И снова на всю ночь пошел пир в царском дворце. Александр пил неразбавленное вино, за что эллины и македоняне его сильно порицали. «Он пьет, как варвар», — говорили они. А царю хотелось забыться, развеселиться, как веселился раньше. Но раньше ему было весело и без вина. А теперь и вино не помогало. Он уснул лишь на рассвете тяжелым, как забытье, сном. Телохранители ночевали около его спальни.
Проснувшись к полудню, царь спросил о Каллисфене:
— Что он?
— Он в цепях, царь.
— Он очень бранится, — сказал телохранитель Леоннат, — угрожает гневом Аристотеля.
— Вот как! — сразу вспыхнул Александр. — Гневом Аристотеля? А моего гнева он не боится? Держать его в цепях. До конца его жизни. Он в цепях пойдет за моим войском. Аристотель! Ему тоже многое не нравится в моих делах. Ну ничего, я еще доберусь и до него!
Эти слова, сказанные в запальчивости, многих неприятно поразили. Друзья, те, кто знали Аристотеля, ничего не посмели сказать в его защиту. Те, кто не знали, согласились с царем: а почему же и не добраться до него, если он не одобряет того, что решил царь?
Лишь Гефестион сказал, мягко и грустно улыбнувшись:
— Александр, вспомни Миэзу, где Аристотель учил всех нас в детстве. Если бы не наш великий учитель, был ли бы ты сейчас здесь, на краю земли? Ведь не только жажда славы и завоеваний привела тебя сюда. Но и мечта увидеть край земли, узнать землю. А кто пробудил в твоей душе эту мечту? Аристотель! Не будь неблагодарным, Александр!
Александр притих, задумался. А потом сказал упрямо:
— А Каллисфена я все-таки буду держать в цепях до самого суда. И судить буду в присутствии Аристотеля.
Каллисфен не был военным, поэтому царь не мог отдать его на суд войска.
«ПУСТЬ ГОРИТ ВСЕ!»
— Ты знаешь, Роксана, какой щит выковал Гефест для Ахиллеса?
Александр оглянулся на Роксану. Роксана слушала очень внимательно.
— Ты понимаешь, о чем тут сказано?
— Если ты мне расскажешь, Искандер, то я пойму.
Роксана уже понемногу лепетала по-эллински, мешая речь эллинов со своей родной, бактрийской. Но стихи Гомера ей было трудно понять.
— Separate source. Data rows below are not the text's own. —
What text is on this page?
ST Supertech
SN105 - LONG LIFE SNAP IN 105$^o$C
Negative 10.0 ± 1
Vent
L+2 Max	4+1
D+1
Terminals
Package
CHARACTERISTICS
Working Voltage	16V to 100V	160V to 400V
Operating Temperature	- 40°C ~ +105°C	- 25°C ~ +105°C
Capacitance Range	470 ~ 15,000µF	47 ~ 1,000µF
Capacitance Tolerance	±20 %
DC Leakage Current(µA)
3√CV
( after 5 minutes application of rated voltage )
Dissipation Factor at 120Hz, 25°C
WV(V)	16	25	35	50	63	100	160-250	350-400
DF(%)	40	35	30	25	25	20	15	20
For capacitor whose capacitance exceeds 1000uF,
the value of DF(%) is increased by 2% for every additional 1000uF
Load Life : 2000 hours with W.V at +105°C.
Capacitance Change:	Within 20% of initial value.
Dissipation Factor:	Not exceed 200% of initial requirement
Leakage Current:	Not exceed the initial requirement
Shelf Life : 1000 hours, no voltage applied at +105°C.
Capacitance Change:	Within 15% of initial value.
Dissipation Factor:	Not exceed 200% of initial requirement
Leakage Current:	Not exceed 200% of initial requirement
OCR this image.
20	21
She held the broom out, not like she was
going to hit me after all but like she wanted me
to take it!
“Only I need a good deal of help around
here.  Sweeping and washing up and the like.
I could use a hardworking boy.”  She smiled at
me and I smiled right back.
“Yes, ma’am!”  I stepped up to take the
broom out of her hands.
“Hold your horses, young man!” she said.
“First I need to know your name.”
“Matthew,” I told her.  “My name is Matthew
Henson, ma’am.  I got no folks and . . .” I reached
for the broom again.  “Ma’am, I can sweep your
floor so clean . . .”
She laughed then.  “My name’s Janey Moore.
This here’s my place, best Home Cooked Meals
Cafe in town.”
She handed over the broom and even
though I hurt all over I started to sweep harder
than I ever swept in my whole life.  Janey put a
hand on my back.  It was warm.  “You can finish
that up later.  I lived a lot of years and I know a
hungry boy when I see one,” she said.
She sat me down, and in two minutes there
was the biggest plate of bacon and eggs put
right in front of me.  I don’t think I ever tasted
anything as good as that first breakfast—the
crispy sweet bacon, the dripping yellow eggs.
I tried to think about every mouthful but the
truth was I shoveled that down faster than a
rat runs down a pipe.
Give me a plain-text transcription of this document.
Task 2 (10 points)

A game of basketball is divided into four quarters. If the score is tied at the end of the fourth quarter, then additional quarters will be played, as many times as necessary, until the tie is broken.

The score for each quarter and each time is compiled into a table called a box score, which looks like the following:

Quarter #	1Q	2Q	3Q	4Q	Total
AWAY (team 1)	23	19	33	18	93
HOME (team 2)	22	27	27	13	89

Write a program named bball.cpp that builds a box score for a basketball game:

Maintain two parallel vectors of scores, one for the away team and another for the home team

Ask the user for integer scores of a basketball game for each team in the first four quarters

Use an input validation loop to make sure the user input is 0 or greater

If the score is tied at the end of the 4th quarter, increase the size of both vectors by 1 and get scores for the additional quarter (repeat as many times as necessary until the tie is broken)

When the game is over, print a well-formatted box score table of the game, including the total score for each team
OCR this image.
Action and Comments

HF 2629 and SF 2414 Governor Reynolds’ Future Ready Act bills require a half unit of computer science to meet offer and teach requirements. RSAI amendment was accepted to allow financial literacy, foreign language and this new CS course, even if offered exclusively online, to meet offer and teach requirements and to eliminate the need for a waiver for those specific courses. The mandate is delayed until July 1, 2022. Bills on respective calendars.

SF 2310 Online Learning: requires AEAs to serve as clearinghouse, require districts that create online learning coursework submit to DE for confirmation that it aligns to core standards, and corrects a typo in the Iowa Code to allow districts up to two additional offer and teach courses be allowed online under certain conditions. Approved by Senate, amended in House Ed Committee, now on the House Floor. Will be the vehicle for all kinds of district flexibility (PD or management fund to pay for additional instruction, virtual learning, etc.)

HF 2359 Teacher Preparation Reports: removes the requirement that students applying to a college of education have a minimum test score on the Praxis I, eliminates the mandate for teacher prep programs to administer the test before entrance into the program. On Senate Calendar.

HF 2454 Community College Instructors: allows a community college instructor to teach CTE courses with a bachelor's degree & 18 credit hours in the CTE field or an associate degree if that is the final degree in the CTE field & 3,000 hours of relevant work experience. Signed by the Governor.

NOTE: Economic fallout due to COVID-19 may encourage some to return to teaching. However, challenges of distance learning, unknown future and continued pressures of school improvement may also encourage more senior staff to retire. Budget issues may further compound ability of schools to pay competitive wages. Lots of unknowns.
— У Ахиллеса был щит. А на этом щите была изображена земля, вся Ойкумена. Круглая суша, а в середине — Эллада, центр Вселенной. Понимаешь, моя светлая?
Роксана засмеялась — так называла ее кормилица.
— А вокруг Ойкумены вода, — продолжал Александр, — река Океан. Наверху — свод небес, по этому своду летит на своей золотой колеснице бог Гелиос — Солнце. Внизу — нижний свод. И там — Аид, царство мертвых.
— Там страшно, Искандер!
— Не думаю, чтобы страшно. Тоскливо там. Люди уже не люди, а просто тени. Скучно это.
— А небо очень далеко от земли, Искандер?
— Поэт Гесиод пишет, что если сбросить наковальню с небес, то она будет падать до земли целых девять дней и ночей. И целых девять дней и ночей, если сбросить ее с земли, будет падать в преисподнюю.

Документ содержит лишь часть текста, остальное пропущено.